Good payroll records turn the wage review from a vague compliance worry into a clear audit trail. For each affected worker, keep:

  • the award or agreement checked
  • the classification and employment type
  • the old rate and new rate
  • the first full pay period using the new rate
  • any linked pay items updated, such as casual loading, penalties, overtime or allowances
  • who reviewed and approved the change
  • a sample payslip or payroll report after the first updated pay run

This is especially important where a worker is paid above the minimum. If the business decides no rate change is required, document why the current base rate remains above the relevant award floor.

How Gimbla can help with the July payroll check

In Gimbla, payroll and accounting records sit close together, so July wage changes can be reviewed across employee records, timesheets, pay runs, payslips, STP, super and reports.

Useful workflow links:

The practical goal is simple: the payroll record, employee payslip, bank payment, PAYG withholding, super calculation and accounting reports should all tell the same story.

Payroll checklist before 1 July 2026

Use this checklist before approving the first full July pay run:

  1. List every employee and their pay cycle.
  2. Confirm award, classification, employment type and agreement coverage.
  3. Check whether the employee is paid at, near or above the updated minimum rate.
  4. Update base rates and linked pay items.
  5. Check PAYG withholding tables and employee tax settings.
  6. Check Superannuation Guarantee calculations and payroll cost budgets.
  7. Review the first updated draft pay run before payment.
  8. Issue payslips and keep the rate-change evidence.
  9. Compare payroll reports with bank payments and accounting journals.
  10. Ask your accountant, BAS agent or workplace adviser for help if award coverage or agreement interaction is unclear.

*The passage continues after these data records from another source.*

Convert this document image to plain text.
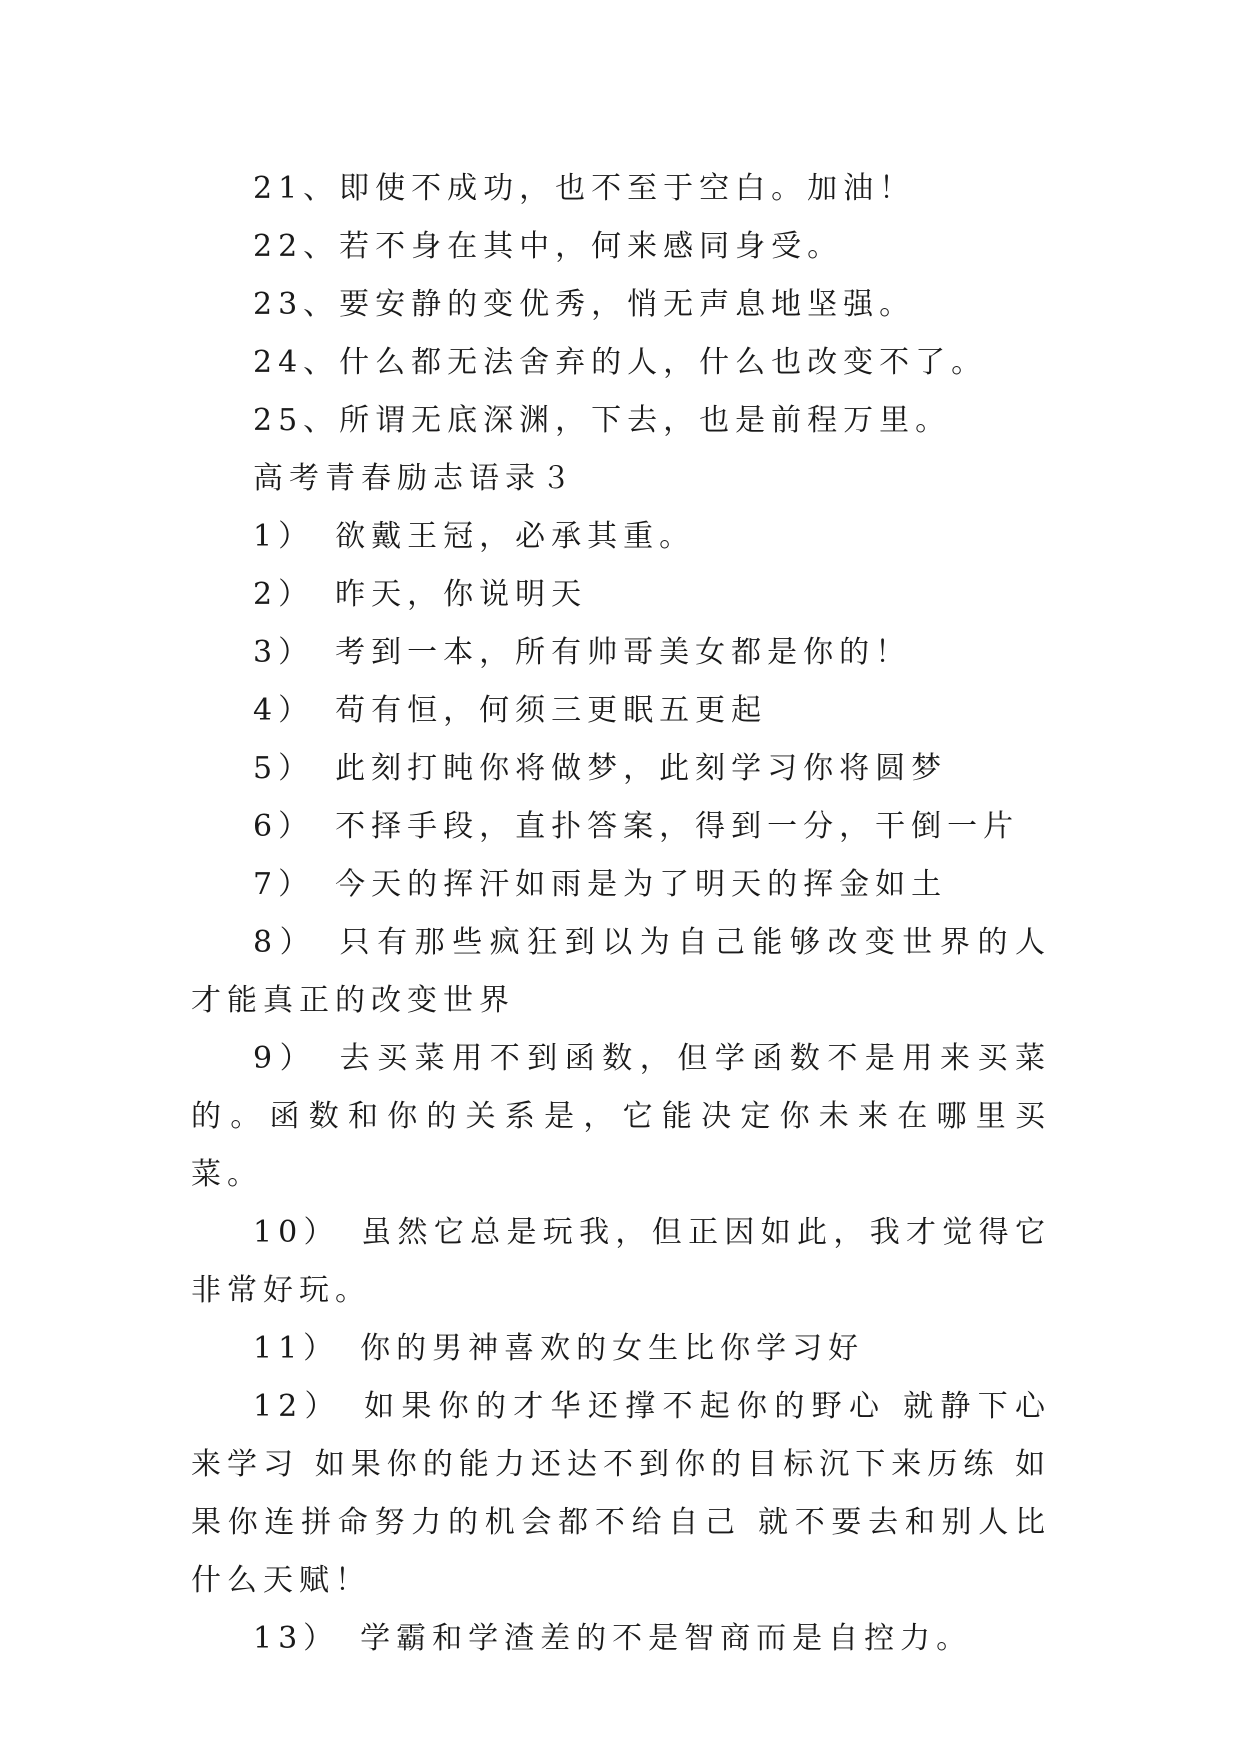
21、即使不成功，也不至于空白。加油！

22、若不身在其中，何来感同身受。

23、要安静的变优秀，悄无声息地坚强。

24、什么都无法舍弃的人，什么也改变不了。

25、所谓无底深渊，下去，也是前程万里。

高考青春励志语录３

1）　欲戴王冠，必承其重。

2）　昨天，你说明天

3）　考到一本，所有帅哥美女都是你的！

4）　苟有恒，何须三更眠五更起

5）　此刻打盹你将做梦，此刻学习你将圆梦

6）　不择手段，直扑答案，得到一分，干倒一片

7）　今天的挥汗如雨是为了明天的挥金如土

8）　只有那些疯狂到以为自己能够改变世界的人 才能真正的改变世界

9）　去买菜用不到函数，但学函数不是用来买菜的。函数和你的关系是，它能决定你未来在哪里买菜。

10）　虽然它总是玩我，但正因如此，我才觉得它非常好玩。

11）　你的男神喜欢的女生比你学习好

12）　如果你的才华还撑不起你的野心 就静下心来学习 如果你的能力还达不到你的目标沉下来历练 如果你连拼命努力的机会都不给自己 就不要去和别人比什么天赋！

13）　学霸和学渣差的不是智商而是自控力。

Frequently asked questions

What is the 2026 Annual Wage Review increase?

Fair Work says minimum award wages increase by 4.75%, with the National Minimum Wage becoming $1004.90 per week or $26.44 per hour from the first full pay period on or after 1 July 2026.

When do the new 2026 minimum wage rates start?

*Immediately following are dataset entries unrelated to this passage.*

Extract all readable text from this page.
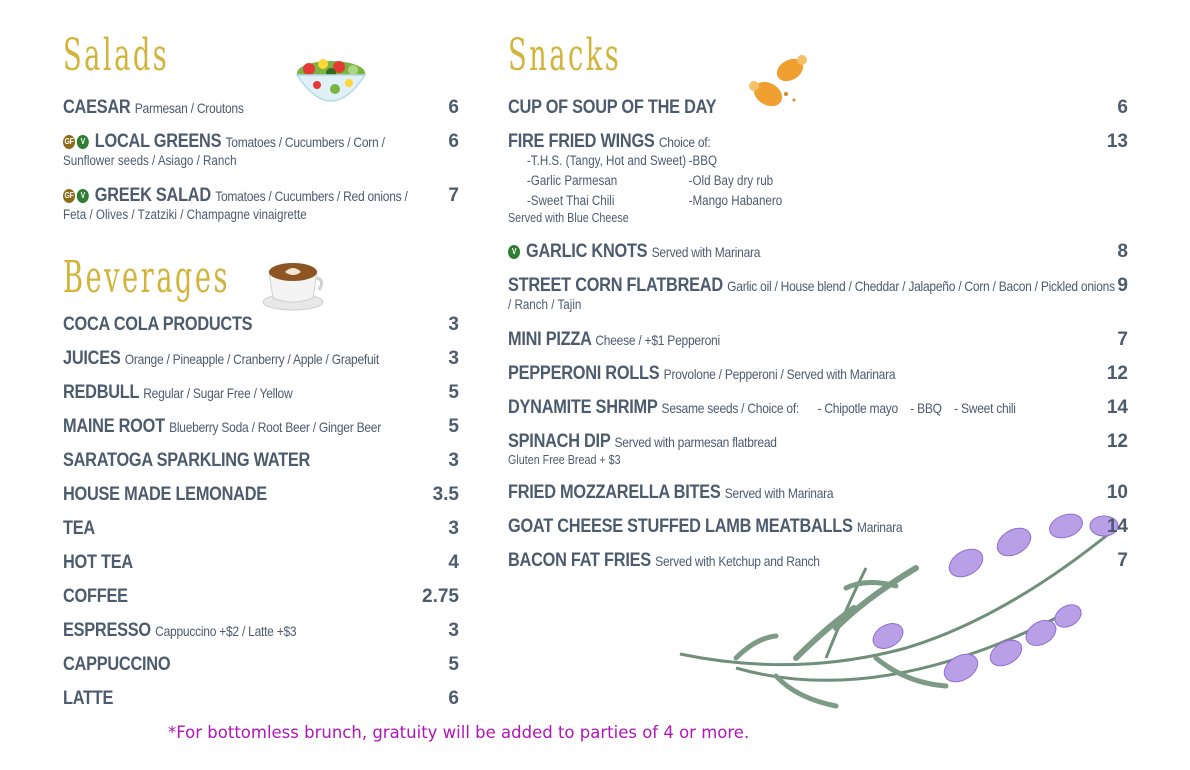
Salads
CAESAR Parmesan / Croutons	6
GF V LOCAL GREENS Tomatoes / Cucumbers / Corn /
Sunflower seeds / Asiago / Ranch
6
GF V GREEK SALAD Tomatoes / Cucumbers / Red onions /
Feta / Olives / Tzatziki / Champagne vinaigrette
7
Beverages
COCA COLA PRODUCTS	3
JUICES Orange / Pineapple / Cranberry / Apple / Grapefuit	3
REDBULL Regular / Sugar Free / Yellow	5
MAINE ROOT Blueberry Soda / Root Beer / Ginger Beer	5
SARATOGA SPARKLING WATER	3
HOUSE MADE LEMONADE	3.5
TEA	3
HOT TEA	4
COFFEE	2.75
ESPRESSO Cappuccino +$2 / Latte +$3	3
CAPPUCCINO	5
LATTE	6
Snacks
CUP OF SOUP OF THE DAY	6
FIRE FRIED WINGS Choice of:	13
-T.H.S. (Tangy, Hot and Sweet)
-Garlic Parmesan
-Sweet Thai Chili
-BBQ
-Old Bay dry rub
-Mango Habanero
Served with Blue Cheese
V GARLIC KNOTS Served with Marinara	8
STREET CORN FLATBREAD Garlic oil / House blend / Cheddar / Jalapeño / Corn / Bacon / Pickled onions
/ Ranch / Tajin
9
MINI PIZZA Cheese / +$1 Pepperoni	7
PEPPERONI ROLLS Provolone / Pepperoni / Served with Marinara	12
DYNAMITE SHRIMP Sesame seeds / Choice of:      - Chipotle mayo    - BBQ    - Sweet chili	14
SPINACH DIP Served with parmesan flatbread
Gluten Free Bread + $3
12
FRIED MOZZARELLA BITES Served with Marinara	10
GOAT CHEESE STUFFED LAMB MEATBALLS Marinara	14
BACON FAT FRIES Served with Ketchup and Ranch	7
*For bottomless brunch, gratuity will be added to parties of 4 or more.
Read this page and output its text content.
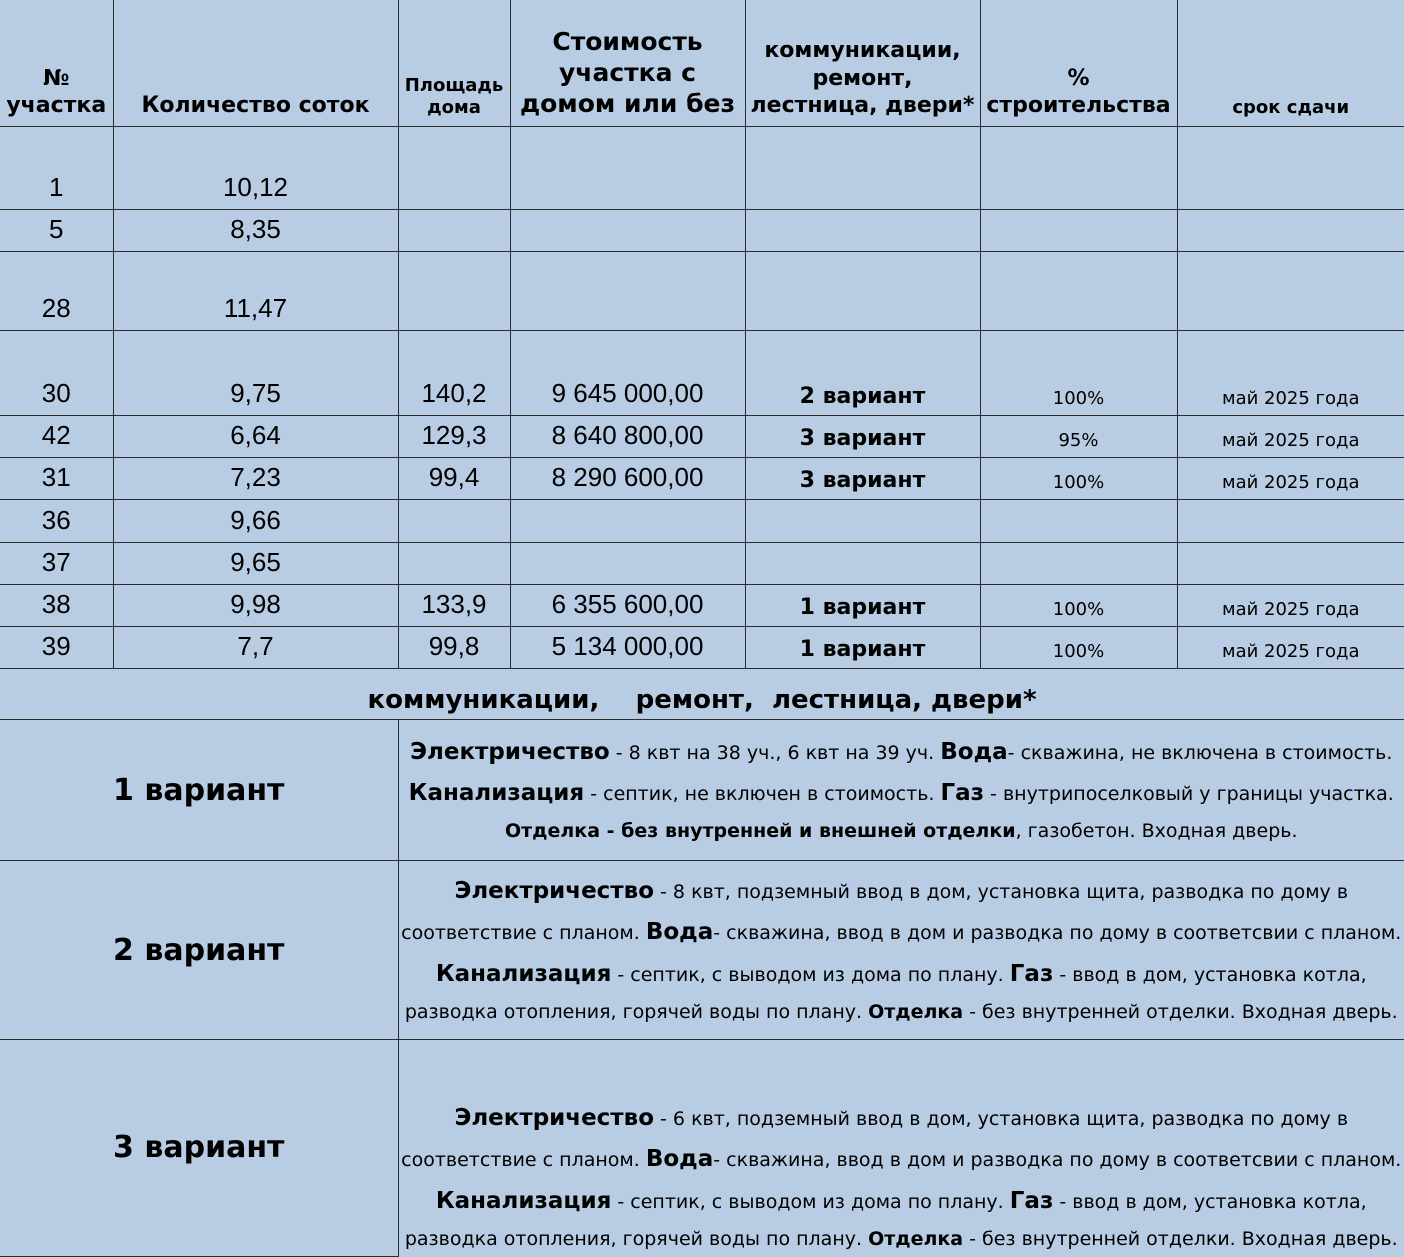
№ участка	Количество соток	Площадь дома	Стоимость участка с домом или без	коммуникации, ремонт, лестница, двери*	% строительства	срок сдачи
1	10,12					
5	8,35					
28	11,47					
30	9,75	140,2	9 645 000,00	2 вариант	100%	май 2025 года
42	6,64	129,3	8 640 800,00	3 вариант	95%	май 2025 года
31	7,23	99,4	8 290 600,00	3 вариант	100%	май 2025 года
36	9,66					
37	9,65					
38	9,98	133,9	6 355 600,00	1 вариант	100%	май 2025 года
39	7,7	99,8	5 134 000,00	1 вариант	100%	май 2025 года
коммуникации,    ремонт,  лестница, двери*
1 вариант	Электричество - 8 квт на 38 уч., 6 квт на 39 уч. Вода- скважина, не включена в стоимость. Канализация - септик, не включен в стоимость. Газ - внутрипоселковый у границы участка. Отделка - без внутренней и внешней отделки, газобетон. Входная дверь.
2 вариант	Электричество - 8 квт, подземный ввод в дом, установка щита, разводка по дому в соответствие с планом. Вода- скважина, ввод в дом и разводка по дому в соответсвии с планом. Канализация - септик, с выводом из дома по плану. Газ - ввод в дом, установка котла, разводка отопления, горячей воды по плану. Отделка - без внутренней отделки. Входная дверь.
3 вариант	Электричество - 6 квт, подземный ввод в дом, установка щита, разводка по дому в соответствие с планом. Вода- скважина, ввод в дом и разводка по дому в соответсвии с планом. Канализация - септик, с выводом из дома по плану. Газ - ввод в дом, установка котла, разводка отопления, горячей воды по плану. Отделка - без внутренней отделки. Входная дверь.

The new rates apply from the first full pay period starting on or after 1 July 2026. For a Monday to Sunday weekly pay cycle, the new rates start on Monday 6 July 2026 because 1 July falls mid-cycle.

Do enterprise agreement employees need to be checked?

Yes. Fair Work says a base pay rate in an enterprise agreement cannot be less than the relevant award base pay rate. Employers with agreements should compare the agreement base rates with the updated award floor.

Is the National Minimum Wage increase the same as the award wage increase?

Not exactly. Fair Work lists the new National Minimum Wage as $1004.90 per week or $26.44 per hour. It also says minimum award wages increase by 4.75%, provided the lowest ongoing award rates and short entry-level rates meet the published floor amounts. For payroll, the safe answer is to check the official rate for the employee’s actual award and classification.

What should small employers update before July payroll?

Check award coverage, classifications, payroll rates, labour-cost budgets, tax tables, payslips, STP settings, super calculations and payroll records before the first full pay period starting on or after 1 July 2026.

In short

The 2026 Annual Wage Review gives Australian small employers a concrete July payroll task. Check who is affected, apply the new rates from the first full pay period on or after 1 July 2026, update connected payroll settings and keep records that show how each decision was made.